Blogbeitrag

Ein Kaugummi als Zündfunke (1948)

3. Februar 2015

Mai 1948. Meine Mutter war gerade gestorben.

Das eröffnete uns – meinem Vater mit uns drei Kindern – die Möglichkeit, aus Dresden nach Karlsruhe zu ziehen, wo Verwandte uns weiter halfen. Mein Vater ging mit mir zur Schule, um mich fürs zweite Schuljahr anzumelden. Fragen waren zu beantworten. „Religion?“ „Alt-katholisch.“ In der Tat, ich war getauft. Aber das war’s dann auch. In meiner Familie kamen Kirche, Religion, Glaube, … nicht vor. Im Sekretariat der Karlsruher Gutenbergschule kannte man das: alt-katholisch. „Da musst du immer am Mittwoch Nachmittag zum Pfarrer gehen. Dort findet der Religionsunterricht statt.“

Pfarrer Johne war ein lieber „alter Mann“. Man musste damals nicht viele Jahre auf dem Buckel haben, um in meinen Augen „alt“ zu sein. Die Religionsstunden bei ihm waren angenehm. Wir waren etwa sechs, sieben Kinder aus verschiedenen Jahrgängen und saßen mit dem Pfarrer zusammen um einen runden Tisch in seinem Wohnzimmer.
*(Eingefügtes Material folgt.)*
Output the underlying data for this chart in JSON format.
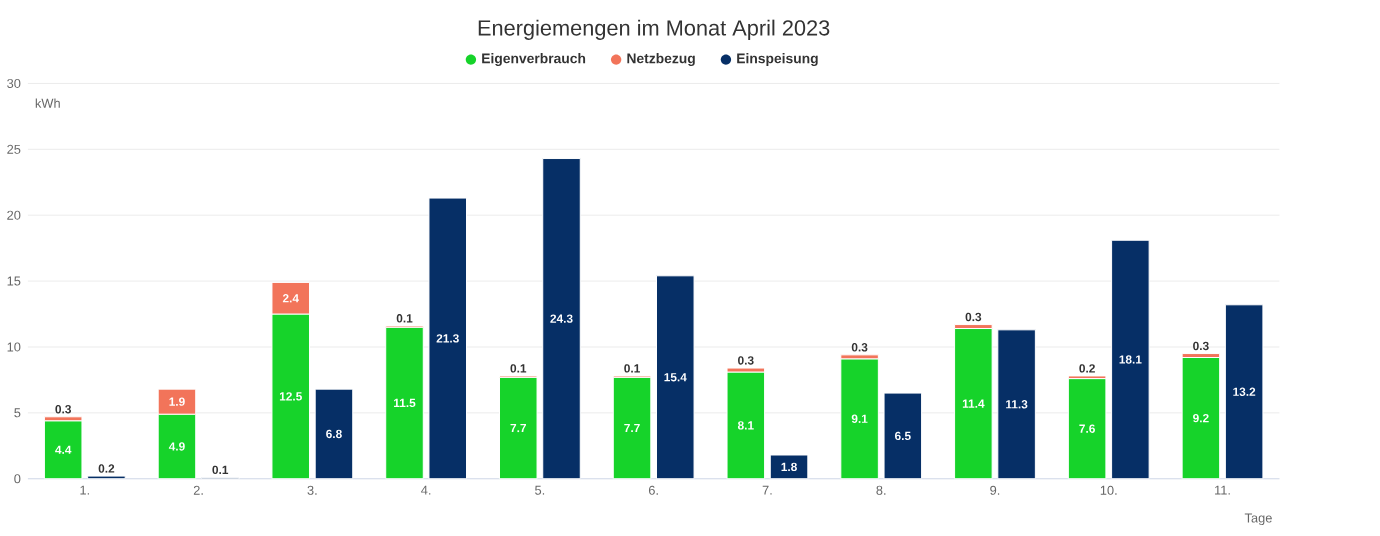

Die Stunden fingen immer damit an, dass Pfarrer Johne in seine Brusttasche griff und ein Büchlein herauszog. Er blätterte mit einem Stift in der Hand. Sein Blick ging in die Runde von einem Kind zum andern. Mit leiser Stimme, eigentlich nur laut denkend: „Aha, du warst am Sonntag wieder in der Kirche.“ Strich ins Buch. „Ja, und du auch.“ Strich. Wer nicht in der Kirche war, wurde freundlich angeschaut, und der Blick des Pfarrers ging unauffällig weiter. „Oh, du warst jetzt schon fünfmal in der Kirche!“ Griff in die Jackentasche und streckte dem Kind die Hand entgegen: einen in blaues Papier gepackten amerikanischen Kaugummi. Wer fünfmal in der Kirche war, bekam einen Kaugummi! 1948! – Ich bekam nie einen Kaugummi.

Eines Tages kam ich nach dem Religionsunterricht nach Hause. „Ich will am Sonntag in die Kirche!“, heulte ich heftig. Da der Weg durch die Stadt weit war, wurde meine 11-jährige Schwester Karin dazu verdonnert, mich am Sonntag in die Kirche zu begleiten.

Irgendwann bekam ich meinen ersten Kaugummi. Ich war selig. Ich ging gerne – so oft wie möglich – sonntags in die Kirche!